The new third full-length from SLEEPYTIME GORILLA MUSEUM, In Glorious Times (The End Records), puts this Oakland troupe in the running to be the greatest art-rock band since King Crimson–and because they temper their grandiosity with self-conscious derangement and even outright silliness, in the grand scheme of things they come off a good deal less silly than Fripp and company. They like to call what they do “rock against rock,” but nothing about their maximalist aesthetic is self-cancelling: the new disc comes down on your head like a plummeting elevator full of amplifiers and scrap metal. Any neo-prog act this wildly inventive vaults so far past the usual benchmarks for focus and discipline that it has to redefine them on its own terms–for SGM they mean trimming back the frenzied oddity in favor of weight and clarity, producing music that’s like a thorny, surrealistic topiary garden.

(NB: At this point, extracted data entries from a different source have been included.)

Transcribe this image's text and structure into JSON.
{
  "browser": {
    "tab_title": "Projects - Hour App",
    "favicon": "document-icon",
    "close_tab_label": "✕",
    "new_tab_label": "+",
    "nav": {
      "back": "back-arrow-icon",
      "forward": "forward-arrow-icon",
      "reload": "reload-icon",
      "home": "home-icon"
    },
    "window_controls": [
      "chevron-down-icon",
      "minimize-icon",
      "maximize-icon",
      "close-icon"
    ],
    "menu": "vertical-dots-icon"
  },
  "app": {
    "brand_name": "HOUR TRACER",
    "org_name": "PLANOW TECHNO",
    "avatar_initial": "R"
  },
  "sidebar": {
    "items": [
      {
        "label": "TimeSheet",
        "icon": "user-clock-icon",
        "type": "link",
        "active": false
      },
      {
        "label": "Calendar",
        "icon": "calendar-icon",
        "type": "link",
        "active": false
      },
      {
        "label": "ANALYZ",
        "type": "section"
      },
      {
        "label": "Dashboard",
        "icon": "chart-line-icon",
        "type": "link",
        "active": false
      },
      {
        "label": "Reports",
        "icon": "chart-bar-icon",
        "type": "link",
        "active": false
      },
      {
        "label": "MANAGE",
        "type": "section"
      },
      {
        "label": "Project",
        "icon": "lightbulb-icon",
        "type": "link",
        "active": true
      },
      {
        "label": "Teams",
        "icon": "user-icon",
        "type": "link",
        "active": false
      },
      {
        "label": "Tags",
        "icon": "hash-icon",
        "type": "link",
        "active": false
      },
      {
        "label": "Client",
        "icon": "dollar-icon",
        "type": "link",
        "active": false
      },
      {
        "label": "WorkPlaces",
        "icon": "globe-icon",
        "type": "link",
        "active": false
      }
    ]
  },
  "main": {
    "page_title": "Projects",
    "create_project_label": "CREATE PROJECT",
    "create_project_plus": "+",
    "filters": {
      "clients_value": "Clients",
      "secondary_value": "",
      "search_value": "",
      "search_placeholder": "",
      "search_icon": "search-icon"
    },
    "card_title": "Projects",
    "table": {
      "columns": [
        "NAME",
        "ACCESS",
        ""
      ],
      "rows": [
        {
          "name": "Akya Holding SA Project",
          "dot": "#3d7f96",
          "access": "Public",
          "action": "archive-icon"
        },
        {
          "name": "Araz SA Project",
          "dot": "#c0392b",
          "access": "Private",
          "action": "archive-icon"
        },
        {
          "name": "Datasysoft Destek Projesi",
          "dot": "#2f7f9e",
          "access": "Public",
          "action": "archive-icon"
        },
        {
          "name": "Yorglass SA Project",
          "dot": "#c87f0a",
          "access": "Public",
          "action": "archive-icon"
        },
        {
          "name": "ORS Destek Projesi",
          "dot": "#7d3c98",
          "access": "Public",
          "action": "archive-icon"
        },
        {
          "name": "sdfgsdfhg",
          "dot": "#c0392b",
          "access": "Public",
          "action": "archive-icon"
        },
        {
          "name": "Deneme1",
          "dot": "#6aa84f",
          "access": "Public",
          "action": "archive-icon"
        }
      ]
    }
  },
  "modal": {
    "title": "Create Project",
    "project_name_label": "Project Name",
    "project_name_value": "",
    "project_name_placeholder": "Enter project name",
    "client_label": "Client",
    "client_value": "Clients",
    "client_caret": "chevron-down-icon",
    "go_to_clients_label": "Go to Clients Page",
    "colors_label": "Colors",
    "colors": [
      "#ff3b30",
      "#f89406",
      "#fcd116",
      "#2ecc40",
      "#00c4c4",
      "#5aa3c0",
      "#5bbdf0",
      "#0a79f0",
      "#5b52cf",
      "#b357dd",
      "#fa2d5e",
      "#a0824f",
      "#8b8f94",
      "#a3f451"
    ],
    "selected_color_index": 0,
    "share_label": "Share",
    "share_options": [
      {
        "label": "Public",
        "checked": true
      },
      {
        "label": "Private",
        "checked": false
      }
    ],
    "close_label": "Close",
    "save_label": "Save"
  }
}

Philadelphia’s STINKING LIZAVETA sound dark, dense, and doomy on the new Scream of the Iron Iconoclast (At a Loss), recorded by longtime fan Steve Albini. The music is still instrumental–unless you count guitarist Yanni Papadopoulos screaming into his pickups–with snaky rhythms like a belly-dancing brontosaurus and more than a whiff of Greek/Balkan influence. But despite the best efforts of drummer Cheshire Agusta to keep the album afloat, it sometimes sinks into predictability or even mundanity. Historically though these folks don’t have the same problem onstage–their unflashy virtuosity and improvisational chemistry make every show a wild, hairy ride.
Sleepytime Gorilla Museum headlines. a 9 PM, Abbey Pub, 3420 W. Grace, 773-478-4408 or 866-468-3401, $14, $12 in advance, 18+.